Wednesday, March 01, 2006
Movie Review: Cinderella Man
Cinderella Man was a movie that I was all that eager to see, but I did end up glad that I watched it. It is important to note that I was glad rather than thrilled. This review will be not be very in depth mainly because I don't think the movie particularly merits my attention that way.
First of all the setting is a lot of fun. I really enjoy period pieces, even if that period is the Great Depression. The story is quite amazing. I wonder how true it actually is. That Braddock triumphs is the most implausible part of it, and yet also the part most certain to be accurate. That movie centered on Braddock and his struggles rather than throwing around metaphors for our current situation was comforting. Not all movies need be political.
I think movie probably went on to long. An hour forty-five probably would have served the story better. The boxing scenes were quite intense, though that intensity was justified by the story. I think we can all agree that it's never fun to see a nose break.

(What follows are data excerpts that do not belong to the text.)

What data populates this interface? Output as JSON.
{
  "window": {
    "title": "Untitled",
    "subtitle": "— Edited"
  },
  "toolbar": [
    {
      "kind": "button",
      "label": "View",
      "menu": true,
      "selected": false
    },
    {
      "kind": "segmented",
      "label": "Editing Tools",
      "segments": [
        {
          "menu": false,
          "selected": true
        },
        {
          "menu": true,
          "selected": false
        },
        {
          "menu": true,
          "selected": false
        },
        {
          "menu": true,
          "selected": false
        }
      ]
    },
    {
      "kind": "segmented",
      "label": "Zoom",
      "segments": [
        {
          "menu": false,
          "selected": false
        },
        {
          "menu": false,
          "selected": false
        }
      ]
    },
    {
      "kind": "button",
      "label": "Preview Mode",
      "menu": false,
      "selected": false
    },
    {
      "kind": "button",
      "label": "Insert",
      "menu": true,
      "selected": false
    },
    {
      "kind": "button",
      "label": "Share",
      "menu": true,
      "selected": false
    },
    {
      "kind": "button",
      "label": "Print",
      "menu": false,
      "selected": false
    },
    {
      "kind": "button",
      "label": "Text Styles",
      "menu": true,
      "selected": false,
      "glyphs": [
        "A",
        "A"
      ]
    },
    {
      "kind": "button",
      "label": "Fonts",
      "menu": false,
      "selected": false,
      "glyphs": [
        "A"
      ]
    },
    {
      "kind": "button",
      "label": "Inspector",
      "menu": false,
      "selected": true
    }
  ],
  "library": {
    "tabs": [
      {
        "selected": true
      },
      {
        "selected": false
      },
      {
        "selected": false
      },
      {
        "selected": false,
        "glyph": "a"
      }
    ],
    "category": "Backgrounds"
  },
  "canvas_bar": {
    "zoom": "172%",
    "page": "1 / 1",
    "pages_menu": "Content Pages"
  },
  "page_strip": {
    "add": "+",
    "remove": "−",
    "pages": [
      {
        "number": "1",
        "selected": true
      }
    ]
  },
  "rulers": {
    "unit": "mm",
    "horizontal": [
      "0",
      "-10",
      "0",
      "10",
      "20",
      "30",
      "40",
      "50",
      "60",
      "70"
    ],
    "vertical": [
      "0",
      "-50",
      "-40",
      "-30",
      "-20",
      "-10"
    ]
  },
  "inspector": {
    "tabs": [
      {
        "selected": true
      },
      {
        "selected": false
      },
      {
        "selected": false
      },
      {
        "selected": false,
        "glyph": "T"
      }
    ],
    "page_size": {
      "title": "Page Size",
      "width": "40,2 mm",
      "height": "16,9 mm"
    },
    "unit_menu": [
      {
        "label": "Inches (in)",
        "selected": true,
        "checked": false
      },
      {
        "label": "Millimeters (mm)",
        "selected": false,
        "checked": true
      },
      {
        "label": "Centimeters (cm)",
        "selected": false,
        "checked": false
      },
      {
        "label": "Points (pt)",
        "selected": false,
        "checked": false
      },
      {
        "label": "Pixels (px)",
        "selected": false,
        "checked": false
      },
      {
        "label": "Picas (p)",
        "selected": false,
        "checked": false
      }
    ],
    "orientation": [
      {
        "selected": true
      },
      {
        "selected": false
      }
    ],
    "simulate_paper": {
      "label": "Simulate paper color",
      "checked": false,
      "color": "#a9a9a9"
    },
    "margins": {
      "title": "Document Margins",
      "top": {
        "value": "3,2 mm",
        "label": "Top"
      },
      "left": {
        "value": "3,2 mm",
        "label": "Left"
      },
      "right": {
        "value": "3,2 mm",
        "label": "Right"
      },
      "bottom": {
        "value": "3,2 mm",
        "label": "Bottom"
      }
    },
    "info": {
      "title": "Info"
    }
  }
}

My primary thought upon finishing the movie was that Russell Crowe is a phenomenal actor. Each time I see him he seems made for that particular role, whether it be an insane math professor, a British sea captain, or a Depression boxer. I read in the Time issue dealing with Master and Commander that he had been given first choice for both Morpheus and Aragorn. He would certainly have given Fishburne a run for his money, albeit with a very interpretation. I really can't see how he could have failed to surpass Mortensen, who excelled primarily in the physical aspects of his character. Whether the whole venture was worth giving up my reading of First Things for is debatable.